И все засмеялись, потому что дочка была действительно что надо и каждый не прочь был бы познакомиться, как говорится, поближе.
Да ничего парни, в общем-то, не имели (ну, подумаешь: папаша в старомодной шляпе и роговых очках прет с сумками, а рядом прехорошенькая девушка) и слегка усмехнулись шутке. Тот, кто проходил поближе, просто немного толкнул мужчину в шляпе плечом в плечо, и вся команда почапала дальше, смотреть к одному из них порнуху, ну и там предполагалось как само собой, что их будут ждать травка и девочки. Привычная программа, и на этот раз, конечно, кто-нибудь выпадет из программы, импровизация, и притом самая неожиданная, тоже как бы входила, и от этого каждому передалось особое электричество, еще никто кайфа не словил, но атмосфера, как на ринге, уже пьянила, все они чувствовали себя одной сплоченной волной, что-то типа цунами.
Однако толчка, вот ведь как бывает, получилось достаточно, чтобы мужчина в осеннем пальто поскользнулся и сгрохотал, рассыпав
И вот ее старший друг нагнулся и поднял апельсин. Покрутил его в руке и неожиданно с силой запустил в удаляющуюся, ну просто невнимательную компанию. Апельсин, пролетев положенную траекторию, врезался в спину идущего в центре крепкого сложения парня, точней в его светлую куртку с такой силой, что расплющился и расползся по ней брызгами. Вдобавок, всех особенно это озадачило, парень не удержался и, пробежав несколько метров, зарылся в кучу снега, которую оставил снегоочиститель. Все остановились. Вот это новость! В руке поднявшегося парня с расплющенным апельсином на спине – куртку он снял и отшвырнул – начало что-то быстро вращаться, ослепительно сияя, не то нож, не то кастет, не то небольшой браунинг.
И как это к месту – народу ни души, прогремел одинокий трамвай. Пьяная пожилая женщина в аккурат вышла на балкон покурить и закрыла за собой дверь, откуда доносился рокочущий голос. Компания резко развернулась и пошла, и пошла на пижона, кидающегося апельсинами из Марокко, чтоб как следует проучить его, чтоб объяснить, что апельсины не для того растут в далеком Марокко, чтоб…

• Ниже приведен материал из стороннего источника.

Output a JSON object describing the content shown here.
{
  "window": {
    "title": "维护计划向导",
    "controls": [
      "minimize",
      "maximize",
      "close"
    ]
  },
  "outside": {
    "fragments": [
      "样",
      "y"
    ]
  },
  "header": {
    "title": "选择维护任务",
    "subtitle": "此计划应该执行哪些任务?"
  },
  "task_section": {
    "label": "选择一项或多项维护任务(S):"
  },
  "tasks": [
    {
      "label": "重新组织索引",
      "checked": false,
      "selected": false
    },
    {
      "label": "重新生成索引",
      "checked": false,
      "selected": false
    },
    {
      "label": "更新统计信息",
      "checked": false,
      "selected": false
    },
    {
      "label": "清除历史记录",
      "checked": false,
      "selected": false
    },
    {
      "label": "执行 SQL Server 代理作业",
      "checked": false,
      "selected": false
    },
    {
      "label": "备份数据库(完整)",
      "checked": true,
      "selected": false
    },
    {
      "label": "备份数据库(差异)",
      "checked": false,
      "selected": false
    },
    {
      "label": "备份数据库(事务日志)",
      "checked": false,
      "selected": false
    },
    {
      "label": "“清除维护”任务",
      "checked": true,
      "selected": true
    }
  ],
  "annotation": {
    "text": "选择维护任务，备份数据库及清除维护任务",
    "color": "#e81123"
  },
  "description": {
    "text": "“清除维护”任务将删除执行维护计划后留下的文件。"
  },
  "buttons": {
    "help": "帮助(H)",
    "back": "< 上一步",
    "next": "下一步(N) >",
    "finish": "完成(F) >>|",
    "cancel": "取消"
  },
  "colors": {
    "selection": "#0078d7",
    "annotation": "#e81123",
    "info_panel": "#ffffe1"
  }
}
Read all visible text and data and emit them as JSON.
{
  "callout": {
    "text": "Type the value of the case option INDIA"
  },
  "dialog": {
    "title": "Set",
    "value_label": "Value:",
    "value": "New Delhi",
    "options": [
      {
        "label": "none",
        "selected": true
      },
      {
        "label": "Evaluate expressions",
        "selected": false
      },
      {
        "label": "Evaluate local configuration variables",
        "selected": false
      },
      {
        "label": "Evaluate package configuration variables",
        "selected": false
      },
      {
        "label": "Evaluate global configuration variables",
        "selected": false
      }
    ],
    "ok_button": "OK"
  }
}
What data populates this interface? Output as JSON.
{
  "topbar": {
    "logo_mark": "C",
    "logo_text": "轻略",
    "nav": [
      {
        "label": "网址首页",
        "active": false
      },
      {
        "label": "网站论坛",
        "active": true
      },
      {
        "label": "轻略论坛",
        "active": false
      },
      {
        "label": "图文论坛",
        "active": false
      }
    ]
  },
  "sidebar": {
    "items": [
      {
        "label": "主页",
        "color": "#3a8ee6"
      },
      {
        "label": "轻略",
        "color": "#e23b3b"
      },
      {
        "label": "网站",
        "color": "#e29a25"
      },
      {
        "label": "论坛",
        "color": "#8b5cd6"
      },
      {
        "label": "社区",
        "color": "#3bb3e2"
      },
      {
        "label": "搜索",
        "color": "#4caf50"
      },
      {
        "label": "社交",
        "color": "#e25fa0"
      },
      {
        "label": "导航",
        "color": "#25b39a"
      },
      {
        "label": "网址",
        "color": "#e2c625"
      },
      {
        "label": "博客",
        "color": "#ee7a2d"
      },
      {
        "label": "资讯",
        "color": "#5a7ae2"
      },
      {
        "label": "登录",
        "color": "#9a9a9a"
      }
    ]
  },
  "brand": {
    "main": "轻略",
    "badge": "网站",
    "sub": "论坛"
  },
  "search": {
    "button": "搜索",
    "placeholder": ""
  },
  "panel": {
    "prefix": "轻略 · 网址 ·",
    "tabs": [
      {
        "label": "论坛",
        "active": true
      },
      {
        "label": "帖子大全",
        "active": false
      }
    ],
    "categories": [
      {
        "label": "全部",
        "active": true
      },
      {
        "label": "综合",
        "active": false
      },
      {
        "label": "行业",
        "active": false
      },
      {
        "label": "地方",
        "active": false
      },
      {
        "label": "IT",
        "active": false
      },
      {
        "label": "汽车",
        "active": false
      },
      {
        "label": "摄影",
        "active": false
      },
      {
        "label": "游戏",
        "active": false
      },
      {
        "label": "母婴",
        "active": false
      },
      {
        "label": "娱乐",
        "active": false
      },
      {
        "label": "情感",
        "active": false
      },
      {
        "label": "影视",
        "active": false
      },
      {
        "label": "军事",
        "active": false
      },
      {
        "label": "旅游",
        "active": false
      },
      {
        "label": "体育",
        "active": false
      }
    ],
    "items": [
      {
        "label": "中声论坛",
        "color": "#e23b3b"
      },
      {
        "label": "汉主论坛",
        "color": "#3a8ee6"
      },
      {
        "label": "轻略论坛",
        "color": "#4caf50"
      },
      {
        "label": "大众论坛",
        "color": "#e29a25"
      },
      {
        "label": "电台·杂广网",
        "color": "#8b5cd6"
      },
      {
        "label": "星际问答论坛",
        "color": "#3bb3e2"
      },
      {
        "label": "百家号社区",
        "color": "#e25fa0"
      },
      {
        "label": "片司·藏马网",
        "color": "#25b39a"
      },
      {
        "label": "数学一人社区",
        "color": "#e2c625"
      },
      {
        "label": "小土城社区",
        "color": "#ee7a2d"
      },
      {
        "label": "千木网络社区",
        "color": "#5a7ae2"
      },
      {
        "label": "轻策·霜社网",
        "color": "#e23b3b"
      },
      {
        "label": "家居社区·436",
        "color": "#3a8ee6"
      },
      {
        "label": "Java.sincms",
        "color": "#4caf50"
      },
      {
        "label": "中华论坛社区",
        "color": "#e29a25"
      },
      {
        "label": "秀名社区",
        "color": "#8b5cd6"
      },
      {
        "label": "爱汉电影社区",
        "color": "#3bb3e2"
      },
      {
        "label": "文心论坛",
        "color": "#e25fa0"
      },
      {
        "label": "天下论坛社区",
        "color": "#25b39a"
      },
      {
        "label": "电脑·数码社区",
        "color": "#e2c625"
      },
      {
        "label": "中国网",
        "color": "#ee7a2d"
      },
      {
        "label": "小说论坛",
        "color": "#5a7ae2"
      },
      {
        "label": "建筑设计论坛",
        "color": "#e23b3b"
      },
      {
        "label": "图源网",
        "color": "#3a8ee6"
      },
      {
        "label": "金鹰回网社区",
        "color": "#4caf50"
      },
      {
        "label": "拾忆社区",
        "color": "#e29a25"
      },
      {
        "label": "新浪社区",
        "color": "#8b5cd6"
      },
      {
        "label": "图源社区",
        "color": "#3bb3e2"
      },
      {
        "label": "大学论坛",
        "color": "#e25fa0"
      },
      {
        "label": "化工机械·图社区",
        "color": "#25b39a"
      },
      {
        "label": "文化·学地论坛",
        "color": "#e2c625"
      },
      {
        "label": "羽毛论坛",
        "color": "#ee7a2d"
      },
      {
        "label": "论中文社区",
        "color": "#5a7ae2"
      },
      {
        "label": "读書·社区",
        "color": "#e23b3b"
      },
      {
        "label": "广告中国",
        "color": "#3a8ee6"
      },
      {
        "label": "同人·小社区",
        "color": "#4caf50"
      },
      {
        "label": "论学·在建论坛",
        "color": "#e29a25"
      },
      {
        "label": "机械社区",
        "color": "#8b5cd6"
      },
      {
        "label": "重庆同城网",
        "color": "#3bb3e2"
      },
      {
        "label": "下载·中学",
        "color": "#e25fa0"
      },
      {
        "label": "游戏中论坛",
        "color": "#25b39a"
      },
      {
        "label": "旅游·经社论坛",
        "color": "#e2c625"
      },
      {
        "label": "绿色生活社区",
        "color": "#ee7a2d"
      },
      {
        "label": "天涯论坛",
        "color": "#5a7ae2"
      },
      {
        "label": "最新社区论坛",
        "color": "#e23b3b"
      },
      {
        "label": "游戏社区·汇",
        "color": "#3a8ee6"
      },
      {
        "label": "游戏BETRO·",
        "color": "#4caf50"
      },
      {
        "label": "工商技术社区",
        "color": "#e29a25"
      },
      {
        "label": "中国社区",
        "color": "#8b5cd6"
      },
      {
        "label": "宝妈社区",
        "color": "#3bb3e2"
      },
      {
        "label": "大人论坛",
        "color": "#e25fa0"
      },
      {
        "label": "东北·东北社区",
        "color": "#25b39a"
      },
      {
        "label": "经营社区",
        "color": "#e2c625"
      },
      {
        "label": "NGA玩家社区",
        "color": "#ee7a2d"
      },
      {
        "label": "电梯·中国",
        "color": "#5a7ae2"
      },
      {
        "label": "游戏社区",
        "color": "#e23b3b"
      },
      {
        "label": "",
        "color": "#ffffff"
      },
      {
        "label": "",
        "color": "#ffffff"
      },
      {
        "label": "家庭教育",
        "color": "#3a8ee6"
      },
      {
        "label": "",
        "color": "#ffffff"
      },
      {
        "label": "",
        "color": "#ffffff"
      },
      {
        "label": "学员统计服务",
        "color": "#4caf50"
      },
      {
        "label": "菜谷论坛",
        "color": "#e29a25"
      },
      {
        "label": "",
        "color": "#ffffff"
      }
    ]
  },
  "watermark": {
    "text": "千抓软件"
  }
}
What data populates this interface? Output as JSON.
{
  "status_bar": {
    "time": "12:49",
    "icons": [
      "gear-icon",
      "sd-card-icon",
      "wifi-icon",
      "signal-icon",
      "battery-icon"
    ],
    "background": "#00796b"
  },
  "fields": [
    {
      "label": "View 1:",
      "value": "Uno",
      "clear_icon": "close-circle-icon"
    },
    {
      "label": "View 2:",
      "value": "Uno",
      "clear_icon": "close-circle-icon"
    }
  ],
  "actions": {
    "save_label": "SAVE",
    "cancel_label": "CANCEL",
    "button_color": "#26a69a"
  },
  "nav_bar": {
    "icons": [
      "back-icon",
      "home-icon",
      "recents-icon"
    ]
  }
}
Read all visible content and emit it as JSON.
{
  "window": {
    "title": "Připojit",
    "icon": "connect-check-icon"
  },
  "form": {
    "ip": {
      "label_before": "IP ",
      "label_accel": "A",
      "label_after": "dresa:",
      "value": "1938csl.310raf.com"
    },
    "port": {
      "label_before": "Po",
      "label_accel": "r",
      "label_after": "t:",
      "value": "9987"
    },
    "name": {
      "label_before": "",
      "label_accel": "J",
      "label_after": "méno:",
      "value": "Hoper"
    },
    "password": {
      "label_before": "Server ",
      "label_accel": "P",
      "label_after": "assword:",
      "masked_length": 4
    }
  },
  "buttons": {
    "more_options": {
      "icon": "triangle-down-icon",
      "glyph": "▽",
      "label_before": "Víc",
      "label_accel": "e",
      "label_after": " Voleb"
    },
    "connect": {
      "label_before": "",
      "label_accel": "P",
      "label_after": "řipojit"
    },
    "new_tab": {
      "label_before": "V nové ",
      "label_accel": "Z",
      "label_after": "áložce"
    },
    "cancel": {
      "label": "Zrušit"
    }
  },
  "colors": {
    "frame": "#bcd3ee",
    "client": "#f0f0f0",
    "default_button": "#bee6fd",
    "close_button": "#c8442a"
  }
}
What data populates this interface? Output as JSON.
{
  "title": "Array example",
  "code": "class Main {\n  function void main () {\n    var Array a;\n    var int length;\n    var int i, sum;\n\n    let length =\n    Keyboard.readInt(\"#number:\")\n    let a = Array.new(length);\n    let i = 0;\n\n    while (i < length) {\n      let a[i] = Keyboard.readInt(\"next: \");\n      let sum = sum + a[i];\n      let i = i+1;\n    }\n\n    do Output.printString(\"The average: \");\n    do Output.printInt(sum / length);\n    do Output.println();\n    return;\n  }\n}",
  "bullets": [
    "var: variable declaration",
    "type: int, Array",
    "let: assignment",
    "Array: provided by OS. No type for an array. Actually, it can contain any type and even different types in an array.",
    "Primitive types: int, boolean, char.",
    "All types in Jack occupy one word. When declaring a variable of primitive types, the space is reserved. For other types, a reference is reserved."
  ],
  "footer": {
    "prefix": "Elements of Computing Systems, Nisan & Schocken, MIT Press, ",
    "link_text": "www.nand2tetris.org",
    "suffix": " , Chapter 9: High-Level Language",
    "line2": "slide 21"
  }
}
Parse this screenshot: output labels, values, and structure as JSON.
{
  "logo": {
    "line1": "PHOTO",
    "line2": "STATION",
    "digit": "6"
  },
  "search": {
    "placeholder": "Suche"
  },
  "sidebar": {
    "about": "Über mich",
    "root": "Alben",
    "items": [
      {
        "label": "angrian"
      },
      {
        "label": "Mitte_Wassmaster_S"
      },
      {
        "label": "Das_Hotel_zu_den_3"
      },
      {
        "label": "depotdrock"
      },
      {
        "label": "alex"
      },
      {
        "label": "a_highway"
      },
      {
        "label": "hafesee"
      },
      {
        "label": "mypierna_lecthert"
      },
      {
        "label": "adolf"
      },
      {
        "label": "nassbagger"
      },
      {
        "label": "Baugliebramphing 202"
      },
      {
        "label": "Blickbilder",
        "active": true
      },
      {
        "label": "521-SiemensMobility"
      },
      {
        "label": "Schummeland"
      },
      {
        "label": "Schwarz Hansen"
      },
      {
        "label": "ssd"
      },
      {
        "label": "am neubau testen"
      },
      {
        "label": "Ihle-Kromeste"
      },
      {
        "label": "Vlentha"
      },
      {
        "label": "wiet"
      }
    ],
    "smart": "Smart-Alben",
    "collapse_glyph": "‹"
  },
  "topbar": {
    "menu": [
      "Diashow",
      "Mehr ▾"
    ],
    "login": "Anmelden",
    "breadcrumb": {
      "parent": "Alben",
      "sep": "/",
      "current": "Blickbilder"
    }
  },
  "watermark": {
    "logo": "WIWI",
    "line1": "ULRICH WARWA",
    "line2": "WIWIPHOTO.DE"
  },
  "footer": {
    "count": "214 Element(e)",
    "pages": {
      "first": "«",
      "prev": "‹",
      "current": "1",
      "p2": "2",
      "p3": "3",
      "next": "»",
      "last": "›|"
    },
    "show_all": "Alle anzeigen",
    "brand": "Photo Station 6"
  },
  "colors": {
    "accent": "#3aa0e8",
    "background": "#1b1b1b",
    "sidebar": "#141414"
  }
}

И когда они были уже в двух шагах от субъекта, девушка тихонько завизжала, но ее оттеснили, вы мадемуазель ни при чем, но вот эта шляпа – и парень с металлом в руке натянул шляпу этому плохо воспитанному джентльмену на уши, так что очки оказались на земле. В следующее мгновение мало кто что понял. У мужчины потемнели глаза, когда он снял шляпу, и только две вертикальные щелки излучали такой силы свет, что когда щелки расширились, стало светло как от фонарей, мужчина весело оскалился, и всем стало холодно от блестящих клыков на границах его улыбки.
Тараканище
Какие нарядные девушки, неужели и они тоже сидят на телефоне и ждут, когда им предложат семьсот рублей в час? А что ты в ванной так долго делаешь? Моюсь. Принимаю шведский душ. Господи, да сколько же жратвы, хавчика можно купить на эти семьсот рублей? Я три года не ел арбуз, дыню вообще не помню когда в последний раз ел.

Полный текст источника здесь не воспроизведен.